Mission: to read 52 books in 2012
Books Read in 2012 thus far: 59
# of Books Read, November: 2
MISSION ACCOMPLISHED!
Notes on Books Read:
58) How Not to Read by Dan Wilbur
I met Dan Wilbur when I had the misfortune of being matched against him at Literary Death Match Philadelphia. When they read the bios of the people competing, I sat at my table, finishing off my french fries, praying to someone: DEAR GOD, PUT ME AGAINST ANYONE BUT DAN WILBUR! Wilbur founded and runs the fantastically funny blog Better Book Titles, from which my book club friends and I are constantly "reblogging" via our tumblr account. I knew I was toast if they paired me with him. I was right; Dan won. But we forged a small friendship over this event, and I went home and ordered his book soon after. I read it just as my holiday shopping began, and I laughed out loud on a commuter rail train a few times when I'd first picked it up. Getting me to laugh out loud on public transit is sign one that I really think something is hilarious. The only other book I remember being embarassed to have laughed out loud in public by was Motherless Brooklyn by Jonathan Lethem, where the gangster kid with turrets who narrated the novel had me LOLing on an airplane. As I was trying to think of gifts for everyone for the holidays, this book always seemed to come up. It seemed appropriate for my Dad/brother, who never read; for some of my cousins, who used to love to read; for my lit students, who could now appreciate humor about As You Like It, 1984, Allen Ginsberg, and Gertrude Stein; and for my vast collection of literary friends, who would get pretty much every joke layered within it. That being said, I guess I kind of recommend this book to anyone.

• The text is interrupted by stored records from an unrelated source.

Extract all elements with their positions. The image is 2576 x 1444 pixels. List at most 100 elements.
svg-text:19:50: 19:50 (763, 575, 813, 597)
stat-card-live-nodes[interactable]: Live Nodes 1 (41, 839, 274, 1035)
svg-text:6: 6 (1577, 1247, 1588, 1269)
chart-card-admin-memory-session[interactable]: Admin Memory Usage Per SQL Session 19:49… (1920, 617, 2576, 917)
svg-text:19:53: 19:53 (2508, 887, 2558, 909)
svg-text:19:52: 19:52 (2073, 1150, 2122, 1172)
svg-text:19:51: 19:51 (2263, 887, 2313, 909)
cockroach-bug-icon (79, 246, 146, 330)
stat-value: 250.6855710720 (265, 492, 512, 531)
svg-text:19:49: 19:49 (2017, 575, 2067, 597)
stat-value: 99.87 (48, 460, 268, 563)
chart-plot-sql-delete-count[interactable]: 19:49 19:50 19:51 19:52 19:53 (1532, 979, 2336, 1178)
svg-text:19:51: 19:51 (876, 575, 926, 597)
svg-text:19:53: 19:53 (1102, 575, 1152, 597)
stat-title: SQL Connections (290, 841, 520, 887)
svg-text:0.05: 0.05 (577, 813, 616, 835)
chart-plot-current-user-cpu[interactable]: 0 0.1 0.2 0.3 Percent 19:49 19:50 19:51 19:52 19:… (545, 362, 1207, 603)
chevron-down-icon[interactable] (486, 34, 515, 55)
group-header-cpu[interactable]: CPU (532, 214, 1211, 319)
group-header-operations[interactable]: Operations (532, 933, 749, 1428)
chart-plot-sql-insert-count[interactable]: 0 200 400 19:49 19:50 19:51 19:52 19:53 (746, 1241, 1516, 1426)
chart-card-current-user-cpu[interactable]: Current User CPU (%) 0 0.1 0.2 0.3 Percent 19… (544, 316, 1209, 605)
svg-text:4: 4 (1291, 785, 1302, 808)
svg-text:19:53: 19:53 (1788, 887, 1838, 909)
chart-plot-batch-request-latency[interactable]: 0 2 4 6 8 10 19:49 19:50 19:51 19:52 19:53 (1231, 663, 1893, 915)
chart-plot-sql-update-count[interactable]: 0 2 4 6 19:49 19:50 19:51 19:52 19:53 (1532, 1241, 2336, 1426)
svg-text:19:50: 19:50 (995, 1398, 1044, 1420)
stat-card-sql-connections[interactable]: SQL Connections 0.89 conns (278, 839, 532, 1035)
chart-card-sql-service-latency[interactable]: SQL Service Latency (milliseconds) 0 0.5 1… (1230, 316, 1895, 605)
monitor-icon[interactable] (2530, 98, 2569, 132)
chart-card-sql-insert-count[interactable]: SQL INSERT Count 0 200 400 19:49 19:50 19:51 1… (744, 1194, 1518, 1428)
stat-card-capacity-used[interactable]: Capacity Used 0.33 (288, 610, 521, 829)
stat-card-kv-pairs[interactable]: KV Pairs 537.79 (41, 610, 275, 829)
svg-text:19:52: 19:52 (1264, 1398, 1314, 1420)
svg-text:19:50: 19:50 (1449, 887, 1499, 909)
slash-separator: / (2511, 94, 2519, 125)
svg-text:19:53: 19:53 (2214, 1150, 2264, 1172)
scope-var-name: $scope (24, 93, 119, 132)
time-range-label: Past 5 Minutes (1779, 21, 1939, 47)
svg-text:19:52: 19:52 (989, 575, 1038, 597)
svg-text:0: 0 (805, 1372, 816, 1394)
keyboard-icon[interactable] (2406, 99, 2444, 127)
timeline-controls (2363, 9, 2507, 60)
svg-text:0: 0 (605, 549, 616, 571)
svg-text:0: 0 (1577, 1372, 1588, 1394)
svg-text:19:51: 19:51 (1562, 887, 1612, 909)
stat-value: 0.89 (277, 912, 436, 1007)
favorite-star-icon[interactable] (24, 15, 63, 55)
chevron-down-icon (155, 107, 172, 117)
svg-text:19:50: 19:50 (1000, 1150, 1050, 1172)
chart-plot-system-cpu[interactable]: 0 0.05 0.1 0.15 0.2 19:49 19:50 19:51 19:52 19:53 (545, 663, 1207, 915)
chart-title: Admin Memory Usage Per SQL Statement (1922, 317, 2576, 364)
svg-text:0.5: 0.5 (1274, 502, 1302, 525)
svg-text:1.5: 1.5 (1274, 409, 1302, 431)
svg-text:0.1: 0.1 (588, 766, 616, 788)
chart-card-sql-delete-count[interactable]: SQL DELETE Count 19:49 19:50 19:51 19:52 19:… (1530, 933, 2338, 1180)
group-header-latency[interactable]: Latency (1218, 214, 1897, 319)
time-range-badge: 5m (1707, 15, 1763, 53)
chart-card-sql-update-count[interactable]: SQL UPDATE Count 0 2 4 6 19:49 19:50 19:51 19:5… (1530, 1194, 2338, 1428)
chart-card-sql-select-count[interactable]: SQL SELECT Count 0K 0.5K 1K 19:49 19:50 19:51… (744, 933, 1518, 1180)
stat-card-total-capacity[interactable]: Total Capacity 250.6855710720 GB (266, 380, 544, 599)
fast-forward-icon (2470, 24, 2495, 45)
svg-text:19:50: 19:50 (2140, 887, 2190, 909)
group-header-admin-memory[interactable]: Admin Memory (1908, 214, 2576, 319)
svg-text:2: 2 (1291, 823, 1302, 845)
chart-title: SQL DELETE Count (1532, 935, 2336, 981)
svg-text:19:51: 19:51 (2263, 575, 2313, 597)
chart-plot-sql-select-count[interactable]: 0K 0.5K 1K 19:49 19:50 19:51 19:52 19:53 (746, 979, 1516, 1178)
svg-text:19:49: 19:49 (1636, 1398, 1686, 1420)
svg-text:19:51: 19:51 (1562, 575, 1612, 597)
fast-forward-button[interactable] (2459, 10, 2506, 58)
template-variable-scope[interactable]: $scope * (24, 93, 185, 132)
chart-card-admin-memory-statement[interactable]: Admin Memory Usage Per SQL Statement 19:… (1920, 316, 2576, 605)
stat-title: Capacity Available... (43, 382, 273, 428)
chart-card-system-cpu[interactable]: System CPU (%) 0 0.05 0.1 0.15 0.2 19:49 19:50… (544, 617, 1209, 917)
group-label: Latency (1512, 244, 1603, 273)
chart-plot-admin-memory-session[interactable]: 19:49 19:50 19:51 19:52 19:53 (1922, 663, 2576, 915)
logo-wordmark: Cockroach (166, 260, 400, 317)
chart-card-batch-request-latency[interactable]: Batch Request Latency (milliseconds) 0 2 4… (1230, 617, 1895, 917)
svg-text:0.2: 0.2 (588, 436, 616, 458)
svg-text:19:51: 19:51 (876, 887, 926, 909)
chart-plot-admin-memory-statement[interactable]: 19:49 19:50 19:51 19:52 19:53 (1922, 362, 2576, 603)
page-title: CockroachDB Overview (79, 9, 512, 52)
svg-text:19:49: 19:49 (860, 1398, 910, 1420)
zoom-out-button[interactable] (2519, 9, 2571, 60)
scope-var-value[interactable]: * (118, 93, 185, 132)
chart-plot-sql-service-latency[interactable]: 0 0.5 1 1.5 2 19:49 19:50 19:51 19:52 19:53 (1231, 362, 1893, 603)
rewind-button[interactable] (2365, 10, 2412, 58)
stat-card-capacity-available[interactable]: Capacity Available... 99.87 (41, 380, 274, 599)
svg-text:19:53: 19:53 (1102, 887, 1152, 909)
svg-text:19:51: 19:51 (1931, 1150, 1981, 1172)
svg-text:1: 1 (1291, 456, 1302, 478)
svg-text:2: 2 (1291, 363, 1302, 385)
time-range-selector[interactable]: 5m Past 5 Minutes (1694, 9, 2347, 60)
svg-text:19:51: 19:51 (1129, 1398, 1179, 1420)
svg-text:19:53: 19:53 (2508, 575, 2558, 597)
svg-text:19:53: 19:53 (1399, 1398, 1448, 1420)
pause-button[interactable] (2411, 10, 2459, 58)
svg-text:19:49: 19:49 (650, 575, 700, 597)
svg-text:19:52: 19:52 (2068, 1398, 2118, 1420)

Justin L. Daugherty, who has a story being published in Gigantic Sequins 4.1, asked on facebook for books/films about the process of love-- this book came to mind. I have had this book on my shelves since 2006/7, I think, when it first came out in paperback. I bought it at Barnes and Noble when I worked there for a discounted price, and never quite felt I was ready for it. Now that I am looking forward to getting married in June, I decided I could handle whatever it had so say. Mostly, to my relief, it was a book about the brain. I think there is nothing more I like in any science-drive non-fiction narrative than to read about the brain. At some points, I even wondered what the relevance of LOVE was to the book because the authors seemed to discuss brain activity in general more than how it relates to love, though they did, after much set up, "get to the point". What the authors did do, which kept the integrity of the mystery of love, was consistently quote poetry/refer to novels, as though when describing love, science is not enough. Both brains, right and left, are needed to truly comprehend it.